Here is a short description of what each exercise is for.
Prone Chin Tuck: This strengthens the muscles through the front of the neck, building endurance as well as helping to maintain and/or improve flexibility.
Supine Head Raise: This reverse motion of the Prone Chin Tuck focuses on the primary muscle used to keep the head up, and builds strength and endurance for prolonged use.
Side Head Raise: The muscles in the sides of the neck also help to support the neck and when strengthened can help relieve the stress on the back of the neck.
Back Bow: This motion targets the lower back to help alleviate the stress associated with sitting or standing for long periods of time.
Reverse Fly: When done in high repetition and with light weight, this exercise helps to build endurance in the trapezius, rhomboids, and rear deltoids, pulling the shoulders back and up to hold the shoulders in a more natural position.
Rotating Shoulder Shrug: This trapezius exercise helps hold the shoulders up, keeping them from drooping, which is a common cause of pain and fatigue.
The second section addresses flexibility, not only as a means of relieving the symptoms of tight neck and shoulder muscles, but also preventing the muscles from becoming tight in the first place (especially when done on a regular basis).

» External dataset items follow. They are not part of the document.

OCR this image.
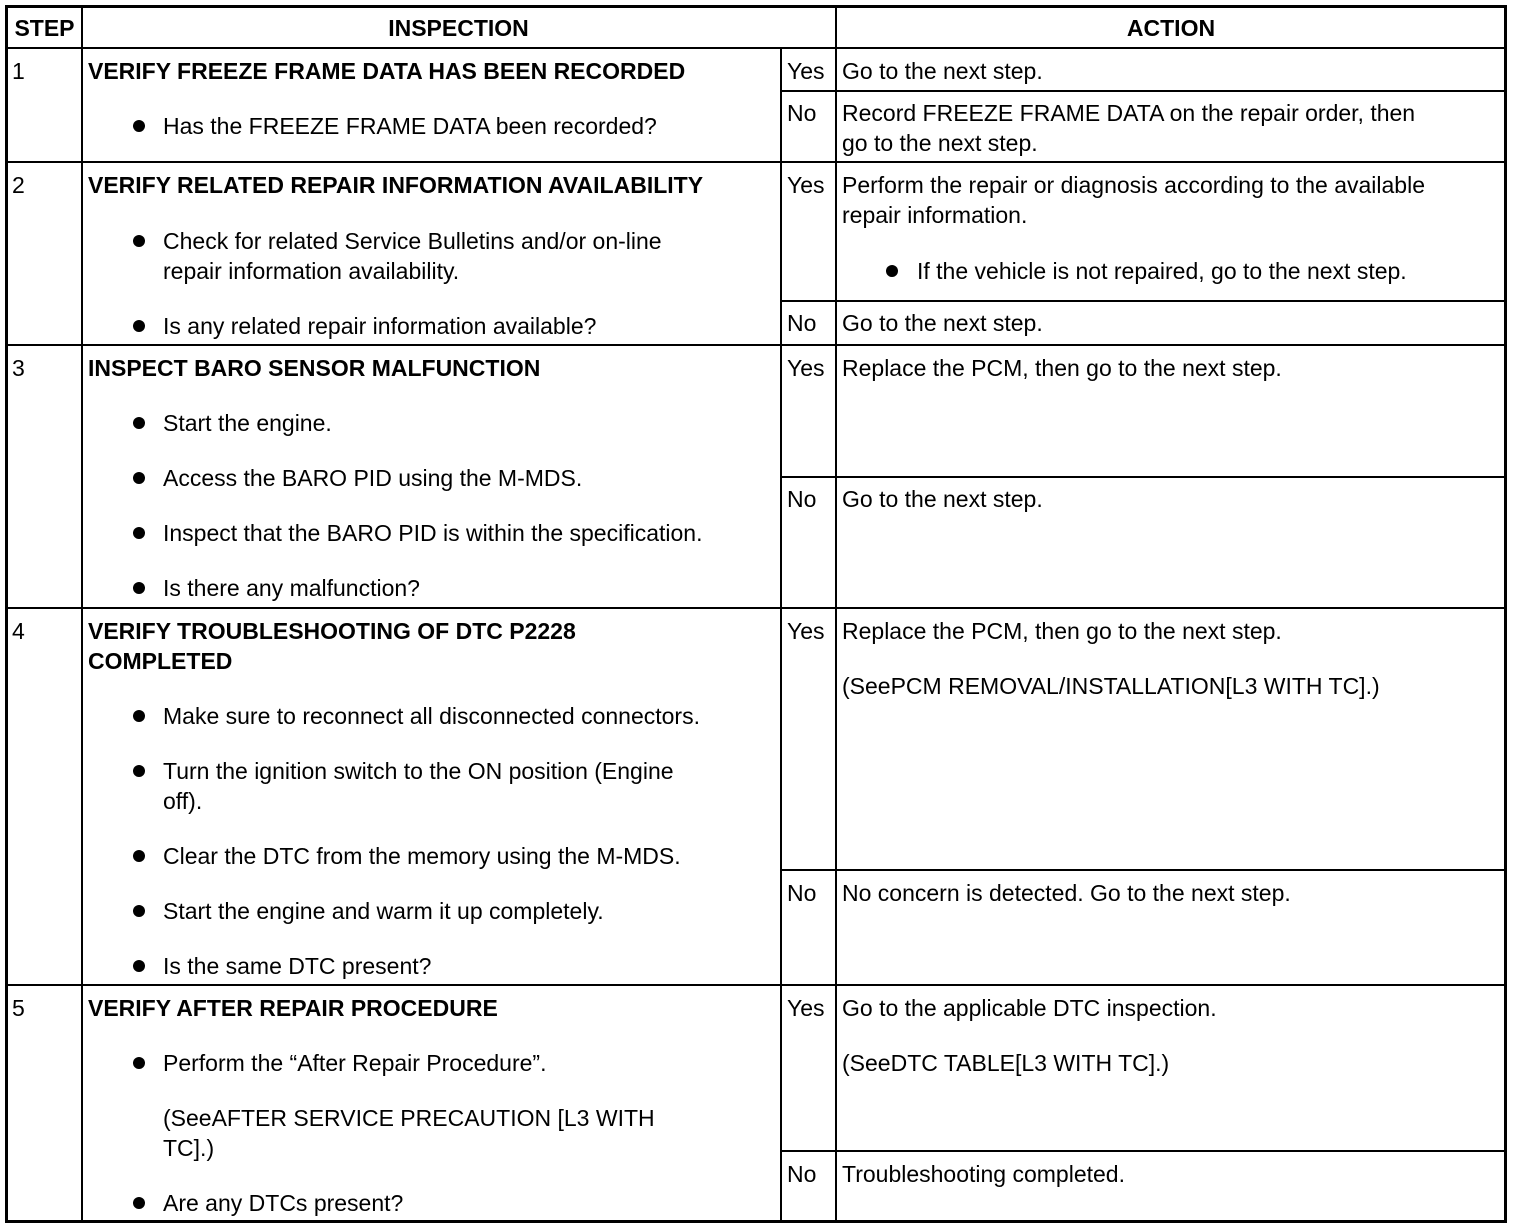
STEP	INSPECTION	ACTION
1	VERIFY FREEZE FRAME DATA HAS BEEN RECORDED
Has the FREEZE FRAME DATA been recorded?
Yes Go to the next step.
No Record FREEZE FRAME DATA on the repair order, then
go to the next step.
2	VERIFY RELATED REPAIR INFORMATION AVAILABILITY
Check for related Service Bulletins and/or on-line
repair information availability.
Is any related repair information available?
Yes Perform the repair or diagnosis according to the available
repair information.
If the vehicle is not repaired, go to the next step.
No Go to the next step.
3	INSPECT BARO SENSOR MALFUNCTION
Start the engine.
Access the BARO PID using the M-MDS.
Inspect that the BARO PID is within the specification.
Is there any malfunction?
Yes Replace the PCM, then go to the next step.
No Go to the next step.
4	VERIFY TROUBLESHOOTING OF DTC P2228
COMPLETED
Make sure to reconnect all disconnected connectors.
Turn the ignition switch to the ON position (Engine
off).
Clear the DTC from the memory using the M-MDS.
Start the engine and warm it up completely.
Is the same DTC present?
Yes Replace the PCM, then go to the next step.
(SeePCM REMOVAL/INSTALLATION[L3 WITH TC].)
No No concern is detected. Go to the next step.
5	VERIFY AFTER REPAIR PROCEDURE
Perform the “After Repair Procedure”.
(SeeAFTER SERVICE PRECAUTION [L3 WITH
TC].)
Are any DTCs present?
Yes Go to the applicable DTC inspection.
(SeeDTC TABLE[L3 WITH TC].)
No Troubleshooting completed.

Use this section on its own to get immediate relief from tight muscles or use it in conjunction with the strength component to reduce the severity of future issues or to prevent them all together.
Here is a short description of what each stretch is for.

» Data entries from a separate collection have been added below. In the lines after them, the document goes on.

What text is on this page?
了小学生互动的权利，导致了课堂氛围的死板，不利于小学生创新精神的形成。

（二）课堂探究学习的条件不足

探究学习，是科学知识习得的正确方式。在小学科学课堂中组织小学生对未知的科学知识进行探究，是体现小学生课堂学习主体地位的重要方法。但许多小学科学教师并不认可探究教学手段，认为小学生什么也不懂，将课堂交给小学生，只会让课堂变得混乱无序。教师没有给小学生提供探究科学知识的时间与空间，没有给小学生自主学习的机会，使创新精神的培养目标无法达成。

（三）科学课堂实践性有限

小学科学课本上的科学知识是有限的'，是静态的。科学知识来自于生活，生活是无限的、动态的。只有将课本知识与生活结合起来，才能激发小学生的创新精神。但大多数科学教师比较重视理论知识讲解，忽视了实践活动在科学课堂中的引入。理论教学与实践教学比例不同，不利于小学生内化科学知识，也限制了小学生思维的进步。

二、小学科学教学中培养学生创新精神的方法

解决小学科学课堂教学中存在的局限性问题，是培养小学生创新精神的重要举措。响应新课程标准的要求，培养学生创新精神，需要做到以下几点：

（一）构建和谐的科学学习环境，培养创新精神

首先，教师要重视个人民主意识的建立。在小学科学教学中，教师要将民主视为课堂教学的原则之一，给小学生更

Wall Chest Stretch: The chest muscles are generally stronger than their opposing upper back muscles, and can pull the shoulders forward, causing extra strain on the neck and back. This stretch reduces that strain by loosing the chest and allowing the shoulder to move back into a more natural position.
Wall Shoulder Stretch: The Latissimus Dorsi and other muscles that connect to the shoulder and arm can pull the shoulder down when tight and this stretch increases their flexibility, reducing the stress on the neck.
Three Way Neck Stretch: This stretch focuses directly on the neck, targeting the front, back, and sides all at once.
Cobra Stretch: Having tight hip flexors and abdominal muscles pull the torso forward, increasing the stress on the lower and upper back, especially while standing. This stretch increases the flexibility of the hip flexors and abdominal muscles, lowering the strain on the upper and lower back.
Doing both parts of this routine four times a week for a month will quickly build endurance, strength and flexibility to alleviate chronic neck and shoulder pain. After the first month, drop down to one to two times per week to maintain your endurance and flexibility.
When first starting the strength component of this routine you may not be able to do all 14 repetitions of each exercise. If not, just do as many as you can and increase the reps as you get stronger. As 14 repetitions becomes easy for you, you can start to increase your repetitions to build even more endurance. As long as you increase repetitions and don’t add any weight to the exercises you will never have to worry about building the size of your neck. However, if you are looking to dramatically increase the strength (as well as size) of your neck, build up to 20+ repetitions on each set, then drop back to 14 repetitions (or less) and add a small amount of weight (1-2 lbs) by holding it on your head supporting it with your hands.